Vitamins A, C, E and beta-carotene
Millions take these vitamins and antioxidant supplements in the hope of preventing cancer and other ills. Some antioxidant studies showed decreased cancer risk, including one trial in China. But several big studies have found no effect. A study of 20,000 British heart patients compared vitamins with placebo pills for five years and found no difference in cancer rates or heart risk, even though blood levels of the vitamins skyrocketed. A 2004 Danish analysis of 14 previous trials found antioxidant vitamins and beta-carotene were duds in preventing gastrointestinal tumors.
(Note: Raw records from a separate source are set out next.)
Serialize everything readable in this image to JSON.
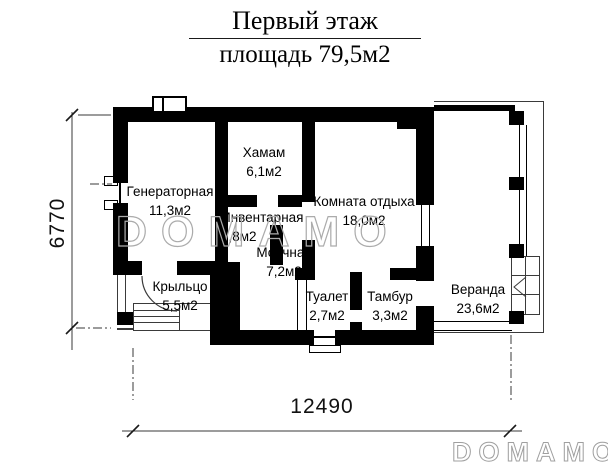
{
  "title": {
    "line1": "Первый этаж",
    "line2": "площадь 79,5м2"
  },
  "rooms": {
    "generator": {
      "name": "Генераторная",
      "area": "11,3м2"
    },
    "hamam": {
      "name": "Хамам",
      "area": "6,1м2"
    },
    "lounge": {
      "name": "Комната отдыха",
      "area": "18,0м2"
    },
    "veranda": {
      "name": "Веранда",
      "area": "23,6м2"
    },
    "storage": {
      "name": "Инвентарная",
      "area": "1,8м2"
    },
    "washroom": {
      "name": "Моечная",
      "area": "7,2м2"
    },
    "porch": {
      "name": "Крыльцо",
      "area": "5,5м2"
    },
    "toilet": {
      "name": "Туалет",
      "area": "2,7м2"
    },
    "vestibule": {
      "name": "Тамбур",
      "area": "3,3м2"
    }
  },
  "dimensions": {
    "horizontal": "12490",
    "vertical": "6770"
  },
  "watermarks": {
    "center": "DOMAMO",
    "corner": "DOMAMO"
  },
  "colors": {
    "wall": "#000000",
    "line": "#3a3a3a",
    "watermark": "#ababab"
  }
}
This year the Danes published a bigger analysis in JAMA that showed a 5% higher risk of death among those who took significant amounts of vitamin A, E or beta-carotene. (Vitamin C was neutral.) Senior author Christian Gluud of Copenhagen University Hospital advises against using supplements.
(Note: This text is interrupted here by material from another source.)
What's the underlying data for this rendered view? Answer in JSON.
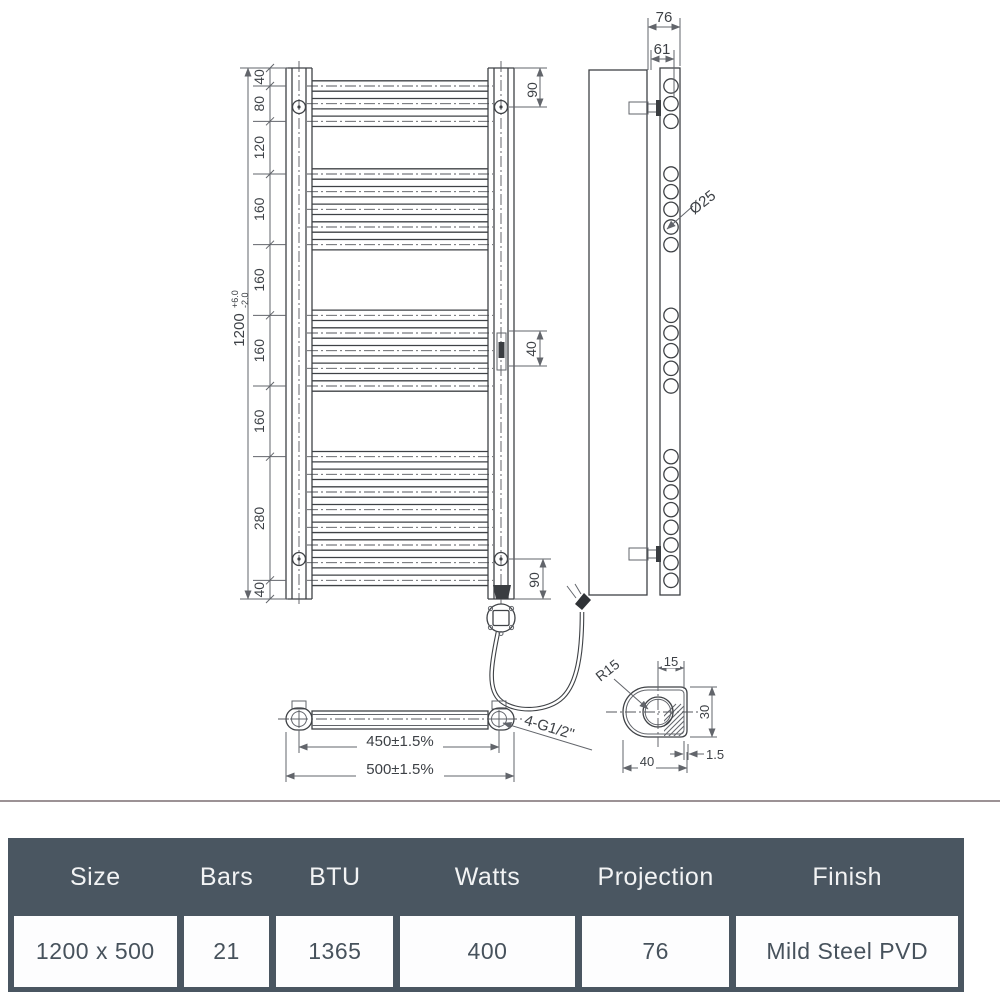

The industry group Council for Responsible Nutrition says the cancer studies were done on sick people and don't shed light on antioxidant effects in healthy people. It (and some doctors) argues the JAMA study is skewed because it excluded positive results.
Soy
Japanese men are less likely to get prostate cancer than Americans. Is their higher soy intake responsible? Soy contains estrogenlike compounds that inhibit the hormones that fuel tumor growth. One recent study surveyed the diets of 43,509 Japanese men and found that those who ate a lot of soy had half the risk of localized prostate cancer. But they didn't have lower rates of advanced prostate cancer. A toss-up.
Selenium
Interest in this element (found in nuts, meat and fish) exploded in 1996 after University of Arizona researchers studying selenium supplements to prevent skin cancer unexpectedly found they reduced the incidence of prostate cancer by 60% in a 1,312-patient trial. But those results aren't definitive, and the study found higher rates of certain skin cancers and diabetes in the folks who got the selenium. A U.S.-government-sponsored study comparing selenium and/or vitamin E with placebo pills in 35,000 healthy men should settle the matter. Results may not come for five years. Excessive selenium is toxic.
Tomatoes
In 1995 Harvard researchers studying 48,000 male health workers found that the more tomato products they ate, the less likely they were to be diagnosed with prostate cancer over the next six years. They attributed this to the antioxidant chemical lycopene in the fruit. But the Food & Drug Administration recently analyzed all the data on cancer, lycopene and tomatoes in response to companies seeking to make health claims. Its conclusion: There is "no credible evidence" that lycopene prevents any tumor and only "very limited evidence" that tomatoes stave off prostate cancer.
Low-fat diet
Researchers have long wondered whether the high breast cancer rate in the U.S. is due to a high-fat diet. But big human trials have shown little relationship. In 2006 a government study of 49,000 postmenopausal women found that those assigned a low-fat diet eased their risk of breast cancer by 9% over eight years; the difference was not statistically meaningful. (It did help with ovarian cancer.) Meanwhile, two trials have examined whether a lower-fat diet prevents breast cancer from recurring. One found a modest effect, the other none.
Fiber
Another theory is that fiber in food may block colon cancer by removing carcinogens from the bowel. In 2003 a survey that tracked 520,000 Europeans (not a controlled trial) found that those who ate the most fiber had a 40% lower risk of colon cancer. But that was followed in 2005 by a 725,000-person
Harvard survey finding that fibrous diets had little impact on colon cancer rates. Meanwhile, several controlled trials examined whether high-fiber diets or bran supplements could prevent precancerous colon polyps in high-risk patients. They didn't help.